President Andres Manuel Lopez Obrador said "progress has been made" but admitted more work still needed to be done.
Security Undersecretary Ricardo Mejia described it as Mexico's first decrease in homicides since 2014.
The figures presented Thursday contain data from state prosecutors as of December 30 and an average was estimated for the last day of the year, said Mejia.
The overall number of murders was a 0.4 percent decrease compared to 2019, according to the statistics from public security authorities.
The homicide rate per 100,000 inhabitants was 27.01, a decrease of 1.3 percent compared to 2019.
Lopez Obrador, who took office two years ago, said violence linked to drug trafficking that has roiled the country for more than a decade remains one of the main concerns of Mexicans.
November was the least violent month since Lopez Obrador took office and it is estimated that December will end with a lower number of homicides.

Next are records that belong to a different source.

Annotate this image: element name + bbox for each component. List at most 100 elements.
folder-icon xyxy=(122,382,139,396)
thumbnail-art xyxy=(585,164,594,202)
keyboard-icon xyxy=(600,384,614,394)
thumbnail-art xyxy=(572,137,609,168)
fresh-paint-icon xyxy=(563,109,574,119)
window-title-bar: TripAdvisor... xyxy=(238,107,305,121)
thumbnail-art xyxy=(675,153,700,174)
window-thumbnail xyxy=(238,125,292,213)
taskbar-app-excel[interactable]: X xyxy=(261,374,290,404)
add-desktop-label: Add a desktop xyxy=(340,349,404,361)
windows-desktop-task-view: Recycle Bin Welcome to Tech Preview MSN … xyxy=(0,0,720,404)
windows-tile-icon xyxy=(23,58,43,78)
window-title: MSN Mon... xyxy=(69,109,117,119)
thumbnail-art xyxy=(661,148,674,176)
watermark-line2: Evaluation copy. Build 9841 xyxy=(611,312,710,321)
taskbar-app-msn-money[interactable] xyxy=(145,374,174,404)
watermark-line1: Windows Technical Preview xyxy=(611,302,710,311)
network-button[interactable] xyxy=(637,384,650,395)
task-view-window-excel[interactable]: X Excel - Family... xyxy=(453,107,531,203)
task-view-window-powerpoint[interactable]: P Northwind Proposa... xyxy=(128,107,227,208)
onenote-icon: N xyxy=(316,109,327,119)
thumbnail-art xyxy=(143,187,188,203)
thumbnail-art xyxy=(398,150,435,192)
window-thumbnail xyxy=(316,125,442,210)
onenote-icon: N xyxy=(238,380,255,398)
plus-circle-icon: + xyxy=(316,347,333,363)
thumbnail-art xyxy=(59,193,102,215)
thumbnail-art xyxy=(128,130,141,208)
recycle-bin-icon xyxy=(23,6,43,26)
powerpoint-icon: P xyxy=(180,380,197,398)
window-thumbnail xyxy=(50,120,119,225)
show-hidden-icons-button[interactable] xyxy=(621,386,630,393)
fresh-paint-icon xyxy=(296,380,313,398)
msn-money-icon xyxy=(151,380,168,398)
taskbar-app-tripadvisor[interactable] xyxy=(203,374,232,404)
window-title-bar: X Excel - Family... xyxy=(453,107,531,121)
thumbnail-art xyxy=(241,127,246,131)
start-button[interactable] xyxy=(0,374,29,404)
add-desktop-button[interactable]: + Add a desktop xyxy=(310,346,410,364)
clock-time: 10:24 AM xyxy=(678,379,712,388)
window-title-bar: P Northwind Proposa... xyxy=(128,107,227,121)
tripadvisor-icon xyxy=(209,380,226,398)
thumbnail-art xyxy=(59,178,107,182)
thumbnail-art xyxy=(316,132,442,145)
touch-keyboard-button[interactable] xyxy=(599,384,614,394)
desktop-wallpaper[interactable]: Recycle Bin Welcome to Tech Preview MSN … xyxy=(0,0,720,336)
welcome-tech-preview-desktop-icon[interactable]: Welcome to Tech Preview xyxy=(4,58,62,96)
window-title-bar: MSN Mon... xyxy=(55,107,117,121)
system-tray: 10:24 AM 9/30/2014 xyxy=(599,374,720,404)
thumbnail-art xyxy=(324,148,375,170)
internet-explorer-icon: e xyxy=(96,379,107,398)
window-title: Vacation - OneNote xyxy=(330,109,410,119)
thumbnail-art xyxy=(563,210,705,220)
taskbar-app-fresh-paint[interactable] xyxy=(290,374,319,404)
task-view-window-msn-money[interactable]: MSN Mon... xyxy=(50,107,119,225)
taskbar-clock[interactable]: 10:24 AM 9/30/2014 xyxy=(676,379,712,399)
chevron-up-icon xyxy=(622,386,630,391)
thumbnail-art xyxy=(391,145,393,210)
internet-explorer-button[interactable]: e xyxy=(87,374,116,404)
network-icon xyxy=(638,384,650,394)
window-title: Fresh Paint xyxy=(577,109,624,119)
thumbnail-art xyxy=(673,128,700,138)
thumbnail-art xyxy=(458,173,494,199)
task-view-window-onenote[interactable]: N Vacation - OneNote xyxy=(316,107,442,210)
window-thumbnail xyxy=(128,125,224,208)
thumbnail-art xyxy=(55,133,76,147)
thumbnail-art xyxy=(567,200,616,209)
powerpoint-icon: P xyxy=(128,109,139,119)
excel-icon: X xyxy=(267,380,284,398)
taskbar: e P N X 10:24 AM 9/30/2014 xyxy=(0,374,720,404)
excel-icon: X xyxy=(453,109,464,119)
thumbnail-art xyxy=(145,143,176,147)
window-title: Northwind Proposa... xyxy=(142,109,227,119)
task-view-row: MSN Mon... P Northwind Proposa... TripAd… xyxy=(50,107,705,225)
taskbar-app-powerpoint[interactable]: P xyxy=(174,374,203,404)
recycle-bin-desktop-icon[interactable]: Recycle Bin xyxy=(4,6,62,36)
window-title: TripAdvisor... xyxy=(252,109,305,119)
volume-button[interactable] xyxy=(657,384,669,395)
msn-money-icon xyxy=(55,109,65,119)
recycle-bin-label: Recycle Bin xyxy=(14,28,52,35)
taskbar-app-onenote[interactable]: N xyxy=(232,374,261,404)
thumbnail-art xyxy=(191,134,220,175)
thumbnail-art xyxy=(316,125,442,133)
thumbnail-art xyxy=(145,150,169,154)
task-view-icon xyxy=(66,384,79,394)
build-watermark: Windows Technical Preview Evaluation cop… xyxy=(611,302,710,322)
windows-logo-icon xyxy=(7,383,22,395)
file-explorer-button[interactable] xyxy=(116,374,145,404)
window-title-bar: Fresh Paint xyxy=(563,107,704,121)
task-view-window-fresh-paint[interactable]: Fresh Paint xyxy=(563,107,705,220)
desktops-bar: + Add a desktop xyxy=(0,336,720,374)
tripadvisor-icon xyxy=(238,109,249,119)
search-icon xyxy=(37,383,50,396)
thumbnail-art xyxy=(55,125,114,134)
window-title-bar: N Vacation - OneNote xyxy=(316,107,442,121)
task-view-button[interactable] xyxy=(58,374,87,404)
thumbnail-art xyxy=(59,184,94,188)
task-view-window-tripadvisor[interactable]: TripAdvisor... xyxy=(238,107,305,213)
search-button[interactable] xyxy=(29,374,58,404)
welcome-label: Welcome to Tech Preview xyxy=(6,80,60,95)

Since the federal government launched a controversial military anti-drug operation in December 2006, more than 300,000 violent deaths have been recorded in Mexico, according to official figures that attribute most to organized crime activity.
Prior to becoming president, Lopez Obrador criticized the military operation, although as president he pushed for the creation of a National Guard made up of elements of the armed forces.
Opponents and critics of the president say security forces should be made up of civilians to safeguard human rights.